Task 7.1.5: Query an Alertmanager metric
After you add the Alertmanager metrics endpoint, you will have huge bunch of different values and identifiers.
Use Querier UI
to get the list of all available metrics. {job="alertmanager-operated"}
Hints
Then you get all metrics as follows (shortened), and you can pick whatever you’re interested in.
# HELP alertmanager_alerts How many alerts by state.
# TYPE alertmanager_alerts gauge
alertmanager_alerts{state="active"} 0
alertmanager_alerts{state="suppressed"} 0
# HELP alertmanager_alerts_invalid_total The total number of received alerts that were invalid.
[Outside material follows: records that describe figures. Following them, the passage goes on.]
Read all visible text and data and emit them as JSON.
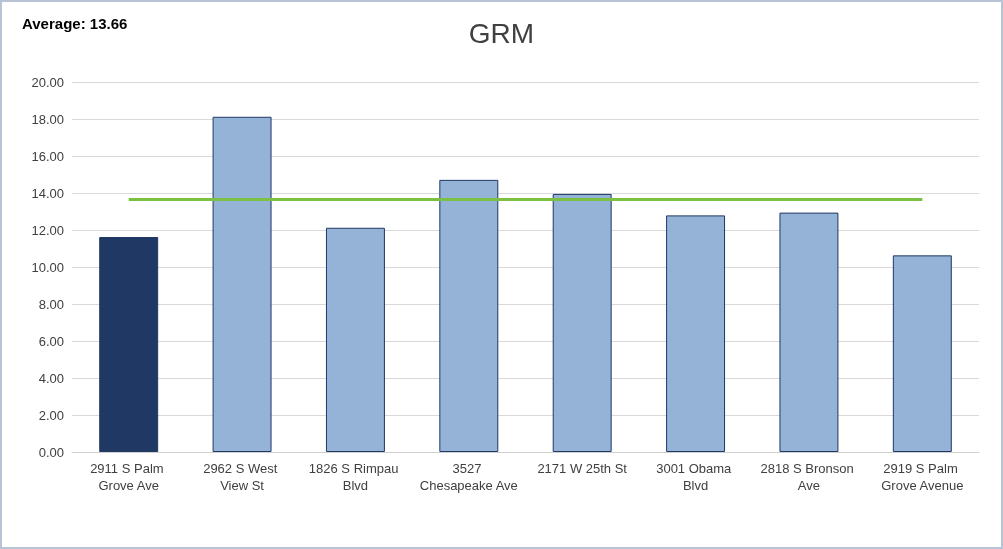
{
  "chart_data": {
    "type": "bar",
    "title": "GRM",
    "categories": [
      "2911 S Palm Grove Ave",
      "2962 S West View St",
      "1826 S Rimpau Blvd",
      "3527 Chesapeake Ave",
      "2171 W 25th St",
      "3001 Obama Blvd",
      "2818 S Bronson Ave",
      "2919 S Palm Grove Avenue"
    ],
    "values": [
      11.62,
      18.12,
      12.12,
      14.71,
      13.95,
      12.79,
      12.94,
      10.63
    ],
    "colors": [
      "#203864",
      "#95b3d7",
      "#95b3d7",
      "#95b3d7",
      "#95b3d7",
      "#95b3d7",
      "#95b3d7",
      "#95b3d7"
    ],
    "ylim": [
      0,
      20
    ],
    "yticks": [
      {
        "value": 0,
        "label": "0.00"
      },
      {
        "value": 2,
        "label": "2.00"
      },
      {
        "value": 4,
        "label": "4.00"
      },
      {
        "value": 6,
        "label": "6.00"
      },
      {
        "value": 8,
        "label": "8.00"
      },
      {
        "value": 10,
        "label": "10.00"
      },
      {
        "value": 12,
        "label": "12.00"
      },
      {
        "value": 14,
        "label": "14.00"
      },
      {
        "value": 16,
        "label": "16.00"
      },
      {
        "value": 18,
        "label": "18.00"
      },
      {
        "value": 20,
        "label": "20.00"
      }
    ],
    "grid": "y",
    "annotations": [
      "Average: 13.66"
    ],
    "ref_lines": [
      {
        "axis": "y",
        "value": 13.66,
        "color": "#7ac143"
      }
    ]
  }
}
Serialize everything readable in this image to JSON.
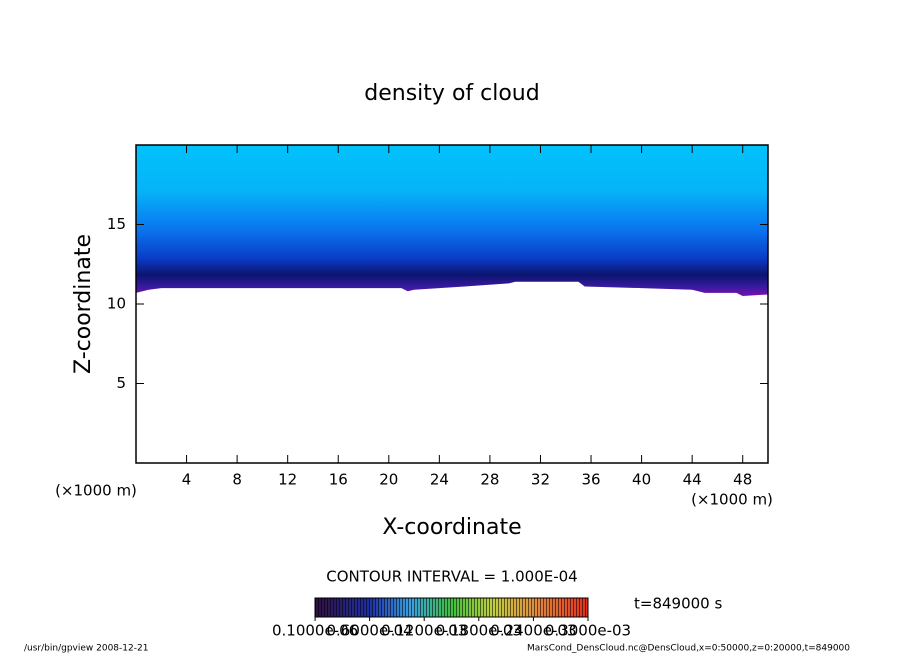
{
  "chart_data": {
    "type": "contour",
    "title": "density of cloud",
    "xlabel": "X-coordinate",
    "ylabel": "Z-coordinate",
    "xunit": "(×1000 m)",
    "yunit": "(×1000 m)",
    "xlim": [
      0,
      50
    ],
    "ylim": [
      0,
      20
    ],
    "xticks": [
      4,
      8,
      12,
      16,
      20,
      24,
      28,
      32,
      36,
      40,
      44,
      48
    ],
    "yticks": [
      5,
      10,
      15
    ],
    "x": [
      0,
      1,
      2,
      6,
      10,
      14,
      18,
      21,
      21.5,
      22,
      26,
      29.5,
      30,
      35,
      35.5,
      40,
      44,
      45,
      47.5,
      48,
      50
    ],
    "cloud_base": [
      10.7,
      10.9,
      11.0,
      11.0,
      11.0,
      11.0,
      11.0,
      11.0,
      10.8,
      10.9,
      11.1,
      11.3,
      11.4,
      11.4,
      11.1,
      11.0,
      10.9,
      10.7,
      10.7,
      10.5,
      10.6
    ],
    "contour_interval": "CONTOUR INTERVAL = 1.000E-04",
    "time_label": "t=849000 s",
    "clim": [
      0,
      0.0003
    ],
    "colorbar_ticks": [
      {
        "value": 1e-07,
        "label": "0.1000e-06"
      },
      {
        "value": 6e-05,
        "label": "0.6000e-04"
      },
      {
        "value": 0.00012,
        "label": "0.1200e-03"
      },
      {
        "value": 0.00018,
        "label": "0.1800e-03"
      },
      {
        "value": 0.00024,
        "label": "0.2400e-03"
      },
      {
        "value": 0.0003,
        "label": "0.3000e-03"
      }
    ],
    "footer_left": "/usr/bin/gpview   2008-12-21",
    "footer_right": "MarsCond_DensCloud.nc@DensCloud,x=0:50000,z=0:20000,t=849000"
  }
}
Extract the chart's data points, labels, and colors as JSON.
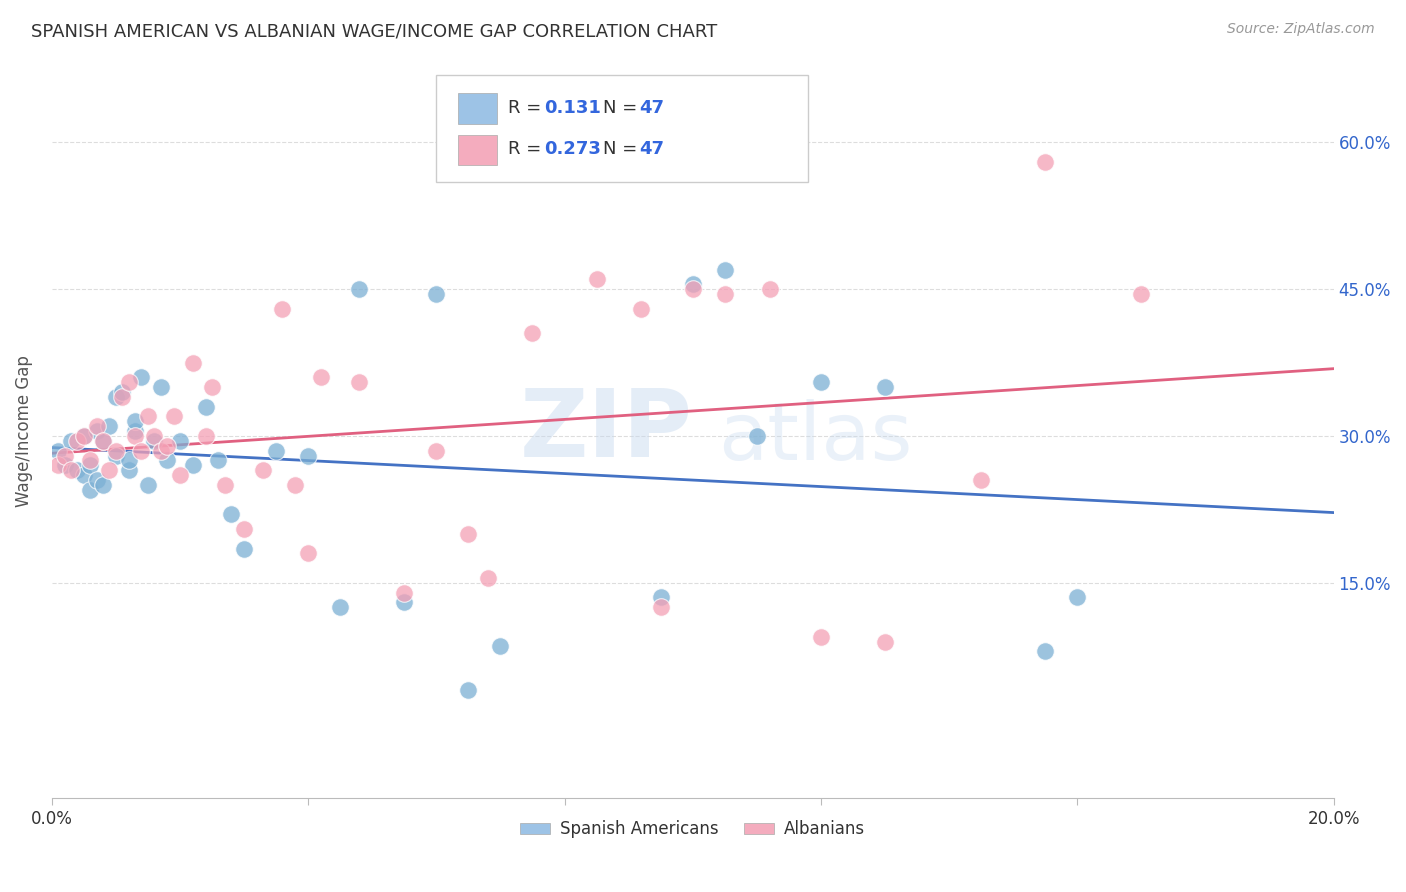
{
  "title": "SPANISH AMERICAN VS ALBANIAN WAGE/INCOME GAP CORRELATION CHART",
  "source": "Source: ZipAtlas.com",
  "ylabel": "Wage/Income Gap",
  "r_blue": 0.131,
  "n_blue": 47,
  "r_pink": 0.273,
  "n_pink": 47,
  "x_min": 0.0,
  "x_max": 0.2,
  "y_min": -0.07,
  "y_max": 0.68,
  "color_blue": "#7BAFD4",
  "color_pink": "#F4A0B5",
  "line_color_blue": "#4472C4",
  "line_color_pink": "#E06080",
  "legend_color_blue": "#9DC3E6",
  "legend_color_pink": "#F4ACBE",
  "blue_x": [
    0.001,
    0.002,
    0.003,
    0.004,
    0.005,
    0.005,
    0.006,
    0.006,
    0.007,
    0.007,
    0.008,
    0.008,
    0.009,
    0.01,
    0.01,
    0.011,
    0.012,
    0.012,
    0.013,
    0.013,
    0.014,
    0.015,
    0.016,
    0.017,
    0.018,
    0.02,
    0.022,
    0.024,
    0.026,
    0.028,
    0.03,
    0.035,
    0.04,
    0.045,
    0.048,
    0.055,
    0.06,
    0.065,
    0.07,
    0.095,
    0.1,
    0.105,
    0.11,
    0.12,
    0.13,
    0.155,
    0.16
  ],
  "blue_y": [
    0.285,
    0.27,
    0.295,
    0.265,
    0.26,
    0.3,
    0.27,
    0.245,
    0.255,
    0.305,
    0.25,
    0.295,
    0.31,
    0.28,
    0.34,
    0.345,
    0.265,
    0.275,
    0.305,
    0.315,
    0.36,
    0.25,
    0.295,
    0.35,
    0.275,
    0.295,
    0.27,
    0.33,
    0.275,
    0.22,
    0.185,
    0.285,
    0.28,
    0.125,
    0.45,
    0.13,
    0.445,
    0.04,
    0.085,
    0.135,
    0.455,
    0.47,
    0.3,
    0.355,
    0.35,
    0.08,
    0.135
  ],
  "pink_x": [
    0.001,
    0.002,
    0.003,
    0.004,
    0.005,
    0.006,
    0.007,
    0.008,
    0.009,
    0.01,
    0.011,
    0.012,
    0.013,
    0.014,
    0.015,
    0.016,
    0.017,
    0.018,
    0.019,
    0.02,
    0.022,
    0.024,
    0.025,
    0.027,
    0.03,
    0.033,
    0.036,
    0.038,
    0.04,
    0.042,
    0.048,
    0.055,
    0.06,
    0.065,
    0.068,
    0.075,
    0.085,
    0.092,
    0.095,
    0.1,
    0.105,
    0.112,
    0.12,
    0.13,
    0.145,
    0.155,
    0.17
  ],
  "pink_y": [
    0.27,
    0.28,
    0.265,
    0.295,
    0.3,
    0.275,
    0.31,
    0.295,
    0.265,
    0.285,
    0.34,
    0.355,
    0.3,
    0.285,
    0.32,
    0.3,
    0.285,
    0.29,
    0.32,
    0.26,
    0.375,
    0.3,
    0.35,
    0.25,
    0.205,
    0.265,
    0.43,
    0.25,
    0.18,
    0.36,
    0.355,
    0.14,
    0.285,
    0.2,
    0.155,
    0.405,
    0.46,
    0.43,
    0.125,
    0.45,
    0.445,
    0.45,
    0.095,
    0.09,
    0.255,
    0.58,
    0.445
  ],
  "watermark_zip": "ZIP",
  "watermark_atlas": "atlas",
  "background_color": "#FFFFFF",
  "grid_color": "#DDDDDD"
}
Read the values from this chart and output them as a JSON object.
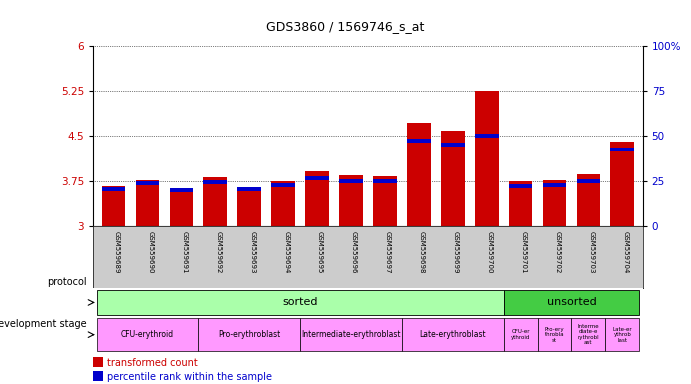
{
  "title": "GDS3860 / 1569746_s_at",
  "samples": [
    "GSM559689",
    "GSM559690",
    "GSM559691",
    "GSM559692",
    "GSM559693",
    "GSM559694",
    "GSM559695",
    "GSM559696",
    "GSM559697",
    "GSM559698",
    "GSM559699",
    "GSM559700",
    "GSM559701",
    "GSM559702",
    "GSM559703",
    "GSM559704"
  ],
  "bar_values": [
    3.67,
    3.78,
    3.63,
    3.82,
    3.65,
    3.75,
    3.93,
    3.85,
    3.84,
    4.72,
    4.58,
    5.25,
    3.76,
    3.77,
    3.87,
    4.4
  ],
  "blue_values": [
    3.62,
    3.72,
    3.6,
    3.74,
    3.62,
    3.69,
    3.81,
    3.76,
    3.75,
    4.42,
    4.35,
    4.5,
    3.68,
    3.69,
    3.76,
    4.28
  ],
  "ylim_left": [
    3.0,
    6.0
  ],
  "ylim_right": [
    0,
    100
  ],
  "yticks_left": [
    3.0,
    3.75,
    4.5,
    5.25,
    6.0
  ],
  "yticks_left_labels": [
    "3",
    "3.75",
    "4.5",
    "5.25",
    "6"
  ],
  "yticks_right": [
    0,
    25,
    50,
    75,
    100
  ],
  "yticks_right_labels": [
    "0",
    "25",
    "50",
    "75",
    "100%"
  ],
  "bar_color": "#cc0000",
  "blue_color": "#0000cc",
  "protocol_sorted_color": "#aaffaa",
  "protocol_unsorted_color": "#44cc44",
  "dev_stage_color": "#ff99ff",
  "ticklabel_color_left": "#cc0000",
  "ticklabel_color_right": "#0000cc",
  "grid_color": "black",
  "bg_color": "#ffffff",
  "xticklabel_bg": "#cccccc",
  "dev_sorted_labels": [
    "CFU-erythroid",
    "Pro-erythroblast",
    "Intermediate-erythroblast",
    "Late-erythroblast"
  ],
  "dev_sorted_ranges": [
    [
      0,
      2
    ],
    [
      3,
      5
    ],
    [
      6,
      8
    ],
    [
      9,
      11
    ]
  ],
  "dev_unsorted_labels": [
    "CFU-erythroid",
    "Pro-erythroblast",
    "Intermediate-erythroblast",
    "Late-erythroblast"
  ],
  "dev_unsorted_ranges": [
    [
      12,
      12
    ],
    [
      13,
      13
    ],
    [
      14,
      14
    ],
    [
      15,
      15
    ]
  ]
}
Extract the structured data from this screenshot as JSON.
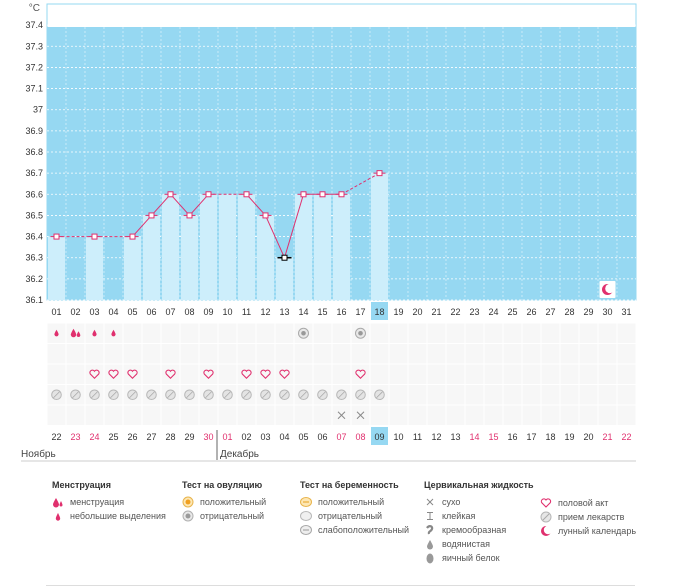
{
  "colors": {
    "chart_bg": "#96d8f2",
    "bar_fill": "#cdeefb",
    "selected_col": "#96d8f2",
    "line": "#e0306e",
    "accent_red": "#e0306e"
  },
  "chart_data": {
    "type": "line",
    "ylabel": "°C",
    "ylim": [
      36.1,
      37.5
    ],
    "yticks": [
      "37.4",
      "37.3",
      "37.2",
      "37.1",
      "37",
      "36.9",
      "36.8",
      "36.7",
      "36.6",
      "36.5",
      "36.4",
      "36.3",
      "36.2",
      "36.1"
    ],
    "cycle_days": [
      "01",
      "02",
      "03",
      "04",
      "05",
      "06",
      "07",
      "08",
      "09",
      "10",
      "11",
      "12",
      "13",
      "14",
      "15",
      "16",
      "17",
      "18",
      "19",
      "20",
      "21",
      "22",
      "23",
      "24",
      "25",
      "26",
      "27",
      "28",
      "29",
      "30",
      "31"
    ],
    "selected_day": "18",
    "dates": [
      "22",
      "23",
      "24",
      "25",
      "26",
      "27",
      "28",
      "29",
      "30",
      "01",
      "02",
      "03",
      "04",
      "05",
      "06",
      "07",
      "08",
      "09",
      "10",
      "11",
      "12",
      "13",
      "14",
      "15",
      "16",
      "17",
      "18",
      "19",
      "20",
      "21",
      "22"
    ],
    "date_highlight": [
      false,
      true,
      true,
      false,
      false,
      false,
      false,
      false,
      true,
      true,
      false,
      false,
      false,
      false,
      false,
      true,
      true,
      false,
      false,
      false,
      false,
      false,
      true,
      true,
      false,
      false,
      false,
      false,
      false,
      true,
      true
    ],
    "months": [
      "Ноябрь",
      "Декабрь"
    ],
    "temperature": [
      36.4,
      null,
      36.4,
      null,
      36.4,
      36.5,
      36.6,
      36.5,
      36.6,
      null,
      36.6,
      36.5,
      36.3,
      36.6,
      36.6,
      36.6,
      null,
      36.7,
      null,
      null,
      null,
      null,
      null,
      null,
      null,
      null,
      null,
      null,
      null,
      null,
      null
    ],
    "bars": [
      36.4,
      null,
      36.4,
      null,
      36.4,
      36.5,
      36.6,
      36.5,
      36.6,
      36.6,
      36.6,
      36.5,
      36.3,
      36.6,
      36.6,
      36.6,
      null,
      36.7,
      null,
      null,
      null,
      null,
      null,
      null,
      null,
      null,
      null,
      null,
      null,
      null,
      null
    ],
    "marker_types": [
      "sq",
      null,
      "sq",
      null,
      "sq",
      "sq",
      "sq",
      "sq",
      "sq",
      null,
      "sq",
      "sq",
      "sel",
      "sq",
      "sq",
      "sq",
      null,
      "sq",
      null,
      null,
      null,
      null,
      null,
      null,
      null,
      null,
      null,
      null,
      null,
      null,
      null
    ],
    "dashed_segments": [
      [
        1,
        3
      ],
      [
        3,
        5
      ],
      [
        9,
        11
      ],
      [
        16,
        18
      ]
    ],
    "moon_day": "30"
  },
  "grid_rows": {
    "menstruation": {
      "1": "light",
      "2": "heavy",
      "3": "light",
      "4": "light"
    },
    "ovulation_test": {
      "14": "negative",
      "17": "negative"
    },
    "sex": [
      3,
      4,
      5,
      7,
      9,
      11,
      12,
      13,
      17
    ],
    "medicine": [
      1,
      2,
      3,
      4,
      5,
      6,
      7,
      8,
      9,
      10,
      11,
      12,
      13,
      14,
      15,
      16,
      17,
      18
    ],
    "cervical": {
      "16": "dry",
      "17": "dry"
    }
  },
  "legend": {
    "menstruation": {
      "title": "Менструация",
      "items": [
        {
          "icon": "blood-drops-icon",
          "label": "менструация"
        },
        {
          "icon": "blood-drop-icon",
          "label": "небольшие выделения"
        }
      ]
    },
    "ovulation_test": {
      "title": "Тест на овуляцию",
      "items": [
        {
          "icon": "ovulation-positive-icon",
          "label": "положительный"
        },
        {
          "icon": "ovulation-negative-icon",
          "label": "отрицательный"
        }
      ]
    },
    "pregnancy_test": {
      "title": "Тест на беременность",
      "items": [
        {
          "icon": "pregnancy-positive-icon",
          "label": "положительный"
        },
        {
          "icon": "pregnancy-negative-icon",
          "label": "отрицательный"
        },
        {
          "icon": "pregnancy-weak-icon",
          "label": "слабоположительный"
        }
      ]
    },
    "cervical_fluid": {
      "title": "Цервикальная жидкость",
      "items": [
        {
          "icon": "dry-icon",
          "label": "сухо"
        },
        {
          "icon": "sticky-icon",
          "label": "клейкая"
        },
        {
          "icon": "creamy-icon",
          "label": "кремообразная"
        },
        {
          "icon": "watery-icon",
          "label": "водянистая"
        },
        {
          "icon": "egg-white-icon",
          "label": "яичный белок"
        }
      ]
    },
    "other": {
      "items": [
        {
          "icon": "heart-icon",
          "label": "половой акт"
        },
        {
          "icon": "pill-icon",
          "label": "прием лекарств"
        },
        {
          "icon": "moon-icon",
          "label": "лунный календарь"
        }
      ]
    }
  }
}
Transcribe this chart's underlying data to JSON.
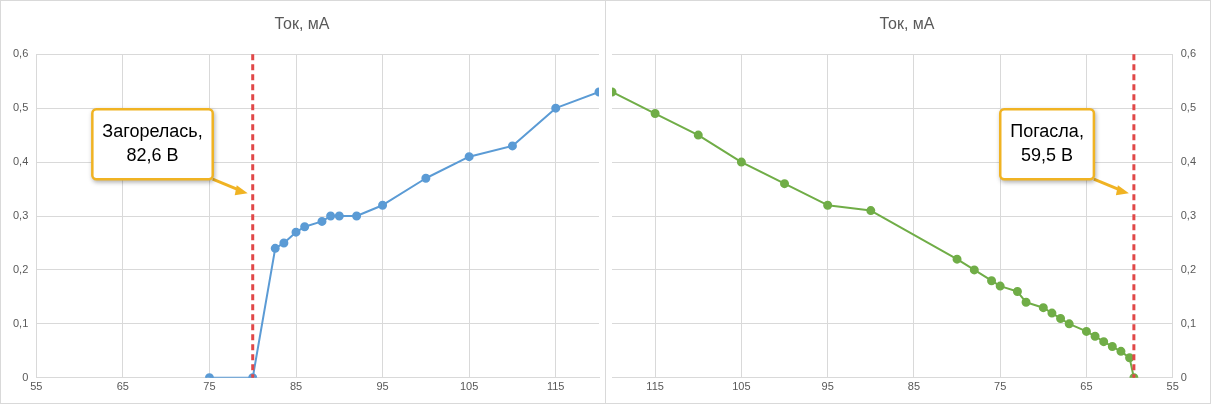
{
  "chart_data": [
    {
      "type": "line",
      "title": "Ток, мА",
      "xlim": [
        55,
        120
      ],
      "xticks": [
        55,
        65,
        75,
        85,
        95,
        105,
        115
      ],
      "ylim": [
        0,
        0.6
      ],
      "yticks": [
        0,
        {
          "value": 0.1,
          "label": "0,1"
        },
        {
          "value": 0.2,
          "label": "0,2"
        },
        {
          "value": 0.3,
          "label": "0,3"
        },
        {
          "value": 0.4,
          "label": "0,4"
        },
        {
          "value": 0.5,
          "label": "0,5"
        },
        {
          "value": 0.6,
          "label": "0,6"
        }
      ],
      "grid": true,
      "legend": false,
      "marker": "circle",
      "line_style": "solid",
      "series": [
        {
          "color": "#5b9bd5",
          "x": [
            75,
            80,
            82.6,
            83.6,
            85,
            86,
            88,
            89,
            90,
            92,
            95,
            100,
            105,
            110,
            115,
            120
          ],
          "values": [
            0,
            0,
            0.24,
            0.25,
            0.27,
            0.28,
            0.29,
            0.3,
            0.3,
            0.3,
            0.32,
            0.37,
            0.41,
            0.43,
            0.5,
            0.53
          ]
        }
      ],
      "ref_lines": [
        {
          "axis": "x",
          "value": 80,
          "label": "Загорелась, 82,6 В",
          "color": "#e04848",
          "line_style": "dashed"
        }
      ]
    },
    {
      "type": "line",
      "title": "Ток, мА",
      "xlim": [
        120,
        55
      ],
      "xticks": [
        115,
        105,
        95,
        85,
        75,
        65,
        55
      ],
      "y2lim": [
        0,
        0.6
      ],
      "y2ticks": [
        0,
        {
          "value": 0.1,
          "label": "0,1"
        },
        {
          "value": 0.2,
          "label": "0,2"
        },
        {
          "value": 0.3,
          "label": "0,3"
        },
        {
          "value": 0.4,
          "label": "0,4"
        },
        {
          "value": 0.5,
          "label": "0,5"
        },
        {
          "value": 0.6,
          "label": "0,6"
        }
      ],
      "grid": true,
      "legend": false,
      "marker": "circle",
      "line_style": "solid",
      "series": [
        {
          "color": "#70ad47",
          "axis": "y2",
          "x": [
            120,
            115,
            110,
            105,
            100,
            95,
            90,
            80,
            78,
            76,
            75,
            73,
            72,
            70,
            69,
            68,
            67,
            65,
            64,
            63,
            62,
            61,
            60,
            59.5
          ],
          "values": [
            0.53,
            0.49,
            0.45,
            0.4,
            0.36,
            0.32,
            0.31,
            0.22,
            0.2,
            0.18,
            0.17,
            0.16,
            0.14,
            0.13,
            0.12,
            0.11,
            0.1,
            0.086,
            0.077,
            0.067,
            0.058,
            0.049,
            0.037,
            0
          ]
        }
      ],
      "ref_lines": [
        {
          "axis": "x",
          "value": 59.5,
          "label": "Погасла, 59,5 В",
          "color": "#e04848",
          "line_style": "dashed"
        }
      ]
    }
  ]
}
# TYPE alertmanager_alerts_invalid_total counter
alertmanager_alerts_invalid_total{version="v1"} 0
alertmanager_alerts_invalid_total{version="v2"} 0
# HELP alertmanager_alerts_received_total The total number of received alerts.
# TYPE alertmanager_alerts_received_total counter
alertmanager_alerts_received_total{status="firing",version="v1"} 0
alertmanager_alerts_received_total{status="firing",version="v2"} 0
alertmanager_alerts_received_total{status="resolved",version="v1"} 0
alertmanager_alerts_received_total{status="resolved",version="v2"} 0
...
Task 7.1.6: Alertmanager UI
Open the Alertmanager UI and explore its capabilities.